You probably know that columnar systems aren’t supposed to be good at inserts. That’s the rule. That’s why you buffer and batch. That’s why you write append-only logs and hope you can compact later without melting your IOPS budget.

But VAST DataBase handles ingestion the same way it handles file writes: atomic, immediately visible, and formatted for future scans.

There’s no fake row-first staging layer. No second system for write optimization. You can insert, kid you not, millions of records per second, in native columnar layout, with no post-processing required.

If you’ve ever tried to insert records into Iceberg in real time, you already know the experience: low throughput, immutable file churn, constant rewrites, and an eventual showdown with your cloud provider over the number of PUTs per hour.

Here, ingestion just works. Structured data is no longer a special case.

The Collapse of Complexity

What VAST DB represents isn’t the arrival of another database on the scene. It’s the disappearance of the artificial boundary between ingestion and insight.

Historically, that boundary made sense. Columnar was slow to write, fast to read. Row-based was the opposite. So we built two stacks. And then we built pipelines to connect them. And then we built orchestration layers to manage the pipelines. And then we built observability tools to manage the orchestration.

All of that—every tool, every script, every cloud bill bloated by unnecessary handoffs—was an expression of architectural deficiency.

VAST DB removes the need for all of it. Not because it reimagined the database. But because the infrastructure underneath it never learned to draw those lines in the first place.

It treats structured and unstructured data the same. It stores it the same. It moves it the same. It indexes it with the same metadata engine. It migrates it across the same flash tiers, the same protection schemes, the same atomic workflows.

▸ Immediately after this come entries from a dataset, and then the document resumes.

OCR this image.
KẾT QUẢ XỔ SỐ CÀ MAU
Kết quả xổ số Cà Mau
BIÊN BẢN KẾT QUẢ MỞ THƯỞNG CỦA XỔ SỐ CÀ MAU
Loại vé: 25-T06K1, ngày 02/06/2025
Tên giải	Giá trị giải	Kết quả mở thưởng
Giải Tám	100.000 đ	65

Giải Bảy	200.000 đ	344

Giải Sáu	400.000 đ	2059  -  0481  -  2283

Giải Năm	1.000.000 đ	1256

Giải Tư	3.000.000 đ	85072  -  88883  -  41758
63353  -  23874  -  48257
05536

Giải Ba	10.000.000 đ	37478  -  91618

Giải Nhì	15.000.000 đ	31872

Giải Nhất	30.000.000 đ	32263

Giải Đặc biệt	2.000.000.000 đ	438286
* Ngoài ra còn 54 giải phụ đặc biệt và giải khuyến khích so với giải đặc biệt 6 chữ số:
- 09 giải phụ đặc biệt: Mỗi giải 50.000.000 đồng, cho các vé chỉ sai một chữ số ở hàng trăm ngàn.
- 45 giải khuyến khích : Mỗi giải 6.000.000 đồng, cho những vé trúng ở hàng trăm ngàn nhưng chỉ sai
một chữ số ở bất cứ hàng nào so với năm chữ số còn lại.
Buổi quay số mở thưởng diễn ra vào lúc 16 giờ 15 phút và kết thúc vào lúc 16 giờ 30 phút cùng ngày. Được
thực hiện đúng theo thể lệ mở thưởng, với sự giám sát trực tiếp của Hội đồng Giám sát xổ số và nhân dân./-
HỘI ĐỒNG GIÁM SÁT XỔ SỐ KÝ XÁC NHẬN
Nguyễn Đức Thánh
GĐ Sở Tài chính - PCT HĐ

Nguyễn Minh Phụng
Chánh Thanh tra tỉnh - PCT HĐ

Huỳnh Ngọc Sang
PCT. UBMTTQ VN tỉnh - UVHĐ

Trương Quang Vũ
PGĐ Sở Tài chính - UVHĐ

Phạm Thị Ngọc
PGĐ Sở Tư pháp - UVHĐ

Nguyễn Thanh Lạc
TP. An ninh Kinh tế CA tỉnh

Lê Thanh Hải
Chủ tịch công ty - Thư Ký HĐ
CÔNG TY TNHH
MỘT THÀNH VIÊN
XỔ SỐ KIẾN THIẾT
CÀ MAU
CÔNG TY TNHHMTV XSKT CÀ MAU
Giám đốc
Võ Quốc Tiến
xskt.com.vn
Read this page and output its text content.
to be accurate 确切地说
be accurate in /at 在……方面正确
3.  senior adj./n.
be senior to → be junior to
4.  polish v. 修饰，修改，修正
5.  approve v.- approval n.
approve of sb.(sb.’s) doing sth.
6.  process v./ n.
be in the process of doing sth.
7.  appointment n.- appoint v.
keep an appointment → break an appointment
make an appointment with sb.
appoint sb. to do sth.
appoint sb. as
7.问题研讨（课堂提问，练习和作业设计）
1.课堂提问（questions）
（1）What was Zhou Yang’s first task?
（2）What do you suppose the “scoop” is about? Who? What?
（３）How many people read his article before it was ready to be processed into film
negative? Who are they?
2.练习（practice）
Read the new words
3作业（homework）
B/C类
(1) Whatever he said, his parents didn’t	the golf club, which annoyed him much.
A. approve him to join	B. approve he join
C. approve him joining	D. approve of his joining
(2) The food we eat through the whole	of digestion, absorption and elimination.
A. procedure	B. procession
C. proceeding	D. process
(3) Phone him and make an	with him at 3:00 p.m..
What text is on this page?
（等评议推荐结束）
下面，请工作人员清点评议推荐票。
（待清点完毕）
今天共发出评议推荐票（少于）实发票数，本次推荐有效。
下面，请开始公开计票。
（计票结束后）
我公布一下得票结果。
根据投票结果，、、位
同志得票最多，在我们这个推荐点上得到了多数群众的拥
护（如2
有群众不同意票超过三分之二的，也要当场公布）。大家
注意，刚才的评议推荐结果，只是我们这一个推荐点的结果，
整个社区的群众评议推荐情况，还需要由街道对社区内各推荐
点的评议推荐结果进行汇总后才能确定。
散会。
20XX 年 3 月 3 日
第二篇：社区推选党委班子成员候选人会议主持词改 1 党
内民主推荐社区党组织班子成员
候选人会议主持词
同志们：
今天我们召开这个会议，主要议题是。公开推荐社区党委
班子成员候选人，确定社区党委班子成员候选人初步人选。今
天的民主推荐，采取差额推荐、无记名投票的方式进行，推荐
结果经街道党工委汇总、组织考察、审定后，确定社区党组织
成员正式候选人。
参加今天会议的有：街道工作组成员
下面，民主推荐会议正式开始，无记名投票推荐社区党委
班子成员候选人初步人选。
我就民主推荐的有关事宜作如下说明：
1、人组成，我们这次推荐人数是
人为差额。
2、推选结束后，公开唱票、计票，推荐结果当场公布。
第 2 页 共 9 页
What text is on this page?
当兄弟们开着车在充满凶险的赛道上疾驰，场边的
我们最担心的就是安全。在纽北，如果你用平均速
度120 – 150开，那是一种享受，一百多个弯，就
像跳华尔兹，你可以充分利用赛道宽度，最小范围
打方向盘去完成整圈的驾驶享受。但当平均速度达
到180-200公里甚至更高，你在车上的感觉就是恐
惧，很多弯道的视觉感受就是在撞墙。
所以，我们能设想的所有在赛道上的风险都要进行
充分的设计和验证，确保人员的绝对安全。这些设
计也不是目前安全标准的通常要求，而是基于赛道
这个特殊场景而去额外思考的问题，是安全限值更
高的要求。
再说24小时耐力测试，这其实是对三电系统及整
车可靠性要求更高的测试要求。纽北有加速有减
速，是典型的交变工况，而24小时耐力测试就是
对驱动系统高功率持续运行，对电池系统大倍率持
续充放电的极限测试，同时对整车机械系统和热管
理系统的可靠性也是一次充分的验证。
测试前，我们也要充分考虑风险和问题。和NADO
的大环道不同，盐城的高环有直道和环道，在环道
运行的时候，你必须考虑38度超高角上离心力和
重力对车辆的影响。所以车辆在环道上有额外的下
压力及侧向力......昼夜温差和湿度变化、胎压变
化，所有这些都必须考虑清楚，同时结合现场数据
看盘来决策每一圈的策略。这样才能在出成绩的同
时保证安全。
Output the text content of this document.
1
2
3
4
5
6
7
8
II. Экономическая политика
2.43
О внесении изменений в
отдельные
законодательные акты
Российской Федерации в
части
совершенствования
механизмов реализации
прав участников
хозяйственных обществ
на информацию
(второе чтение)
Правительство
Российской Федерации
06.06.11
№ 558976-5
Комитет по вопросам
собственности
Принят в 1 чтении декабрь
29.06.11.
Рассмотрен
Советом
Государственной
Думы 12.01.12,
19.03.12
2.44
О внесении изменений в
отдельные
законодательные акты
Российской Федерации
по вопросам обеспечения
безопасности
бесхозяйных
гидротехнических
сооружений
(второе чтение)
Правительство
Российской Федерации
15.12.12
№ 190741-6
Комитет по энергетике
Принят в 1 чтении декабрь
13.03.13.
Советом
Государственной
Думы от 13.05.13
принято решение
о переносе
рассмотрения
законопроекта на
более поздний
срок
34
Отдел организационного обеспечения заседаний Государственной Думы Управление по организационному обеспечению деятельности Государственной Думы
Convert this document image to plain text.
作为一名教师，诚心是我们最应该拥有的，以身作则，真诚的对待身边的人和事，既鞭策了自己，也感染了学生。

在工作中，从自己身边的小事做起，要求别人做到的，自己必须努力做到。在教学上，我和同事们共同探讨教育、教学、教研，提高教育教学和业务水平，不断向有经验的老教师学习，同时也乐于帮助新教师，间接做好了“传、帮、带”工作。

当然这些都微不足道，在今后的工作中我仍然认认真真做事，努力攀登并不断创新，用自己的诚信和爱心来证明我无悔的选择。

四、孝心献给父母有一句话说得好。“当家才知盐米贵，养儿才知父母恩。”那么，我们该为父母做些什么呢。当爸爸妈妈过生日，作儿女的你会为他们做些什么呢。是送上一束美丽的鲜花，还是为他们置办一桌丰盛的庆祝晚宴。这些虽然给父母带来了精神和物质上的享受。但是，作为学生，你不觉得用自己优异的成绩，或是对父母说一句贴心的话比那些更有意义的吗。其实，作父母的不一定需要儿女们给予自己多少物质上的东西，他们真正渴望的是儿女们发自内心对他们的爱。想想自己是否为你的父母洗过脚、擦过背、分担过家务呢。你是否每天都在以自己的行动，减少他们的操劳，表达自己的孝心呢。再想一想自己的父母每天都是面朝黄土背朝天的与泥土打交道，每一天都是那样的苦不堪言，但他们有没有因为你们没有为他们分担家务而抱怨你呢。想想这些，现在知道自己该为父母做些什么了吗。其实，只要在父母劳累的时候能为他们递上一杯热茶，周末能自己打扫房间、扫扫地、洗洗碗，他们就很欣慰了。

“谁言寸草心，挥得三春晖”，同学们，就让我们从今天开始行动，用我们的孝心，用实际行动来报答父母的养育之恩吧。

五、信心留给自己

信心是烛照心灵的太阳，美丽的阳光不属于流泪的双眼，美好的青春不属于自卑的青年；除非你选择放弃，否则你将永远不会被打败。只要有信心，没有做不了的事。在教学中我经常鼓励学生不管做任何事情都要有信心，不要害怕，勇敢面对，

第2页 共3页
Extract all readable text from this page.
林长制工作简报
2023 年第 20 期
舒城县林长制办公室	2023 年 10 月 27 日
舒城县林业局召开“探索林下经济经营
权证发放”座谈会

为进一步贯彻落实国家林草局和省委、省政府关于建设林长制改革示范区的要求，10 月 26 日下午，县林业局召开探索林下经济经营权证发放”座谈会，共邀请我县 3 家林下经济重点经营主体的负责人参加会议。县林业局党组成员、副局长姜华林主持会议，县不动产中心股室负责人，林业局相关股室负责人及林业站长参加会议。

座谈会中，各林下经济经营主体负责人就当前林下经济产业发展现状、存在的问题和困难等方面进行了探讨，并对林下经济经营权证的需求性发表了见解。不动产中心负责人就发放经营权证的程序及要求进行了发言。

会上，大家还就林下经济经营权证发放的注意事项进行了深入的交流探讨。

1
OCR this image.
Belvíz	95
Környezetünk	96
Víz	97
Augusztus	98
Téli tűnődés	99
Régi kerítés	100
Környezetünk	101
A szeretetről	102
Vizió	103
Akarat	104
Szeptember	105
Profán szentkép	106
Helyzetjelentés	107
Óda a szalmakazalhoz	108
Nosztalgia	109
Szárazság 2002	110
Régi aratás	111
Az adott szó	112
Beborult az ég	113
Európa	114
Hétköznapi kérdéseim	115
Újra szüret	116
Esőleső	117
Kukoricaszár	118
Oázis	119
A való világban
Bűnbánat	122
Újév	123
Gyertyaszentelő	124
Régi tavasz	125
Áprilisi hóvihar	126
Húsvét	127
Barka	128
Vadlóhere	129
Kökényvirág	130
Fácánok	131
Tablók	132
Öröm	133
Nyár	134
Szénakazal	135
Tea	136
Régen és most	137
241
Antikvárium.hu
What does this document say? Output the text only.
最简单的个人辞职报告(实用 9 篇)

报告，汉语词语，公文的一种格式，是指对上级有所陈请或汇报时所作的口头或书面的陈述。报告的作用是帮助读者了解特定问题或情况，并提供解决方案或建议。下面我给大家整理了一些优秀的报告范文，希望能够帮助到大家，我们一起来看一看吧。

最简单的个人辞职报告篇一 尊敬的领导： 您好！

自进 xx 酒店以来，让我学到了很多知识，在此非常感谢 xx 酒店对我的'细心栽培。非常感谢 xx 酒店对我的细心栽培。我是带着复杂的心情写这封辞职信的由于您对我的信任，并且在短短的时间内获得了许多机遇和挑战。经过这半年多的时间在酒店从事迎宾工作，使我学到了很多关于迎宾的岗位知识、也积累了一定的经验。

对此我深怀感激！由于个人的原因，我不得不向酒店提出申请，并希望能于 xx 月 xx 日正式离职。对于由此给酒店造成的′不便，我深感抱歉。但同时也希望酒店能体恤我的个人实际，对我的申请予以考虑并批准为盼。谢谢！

There is no handoff. There is no translation layer. There is just data. Inserted, queried, managed.

Wait, Does This Mean You Don’t Need Two Systems?

The modern data stack has been lying to itself for a while.

It tells a story of flexibility, openness, modularity. But underneath that story is a hard truth: you can’t patch over fundamental limitations forever. At some point though, the physics break through. At some point, you have to stop layering and start redesigning.

That’s what happened here—not a new product line, but a collapse of unnecessary layers.

VAST DB isn’t a “database product.” It’s an expression of a deeper design principle:

If your infrastructure doesn’t care what shape your data is, your software doesn’t have to either.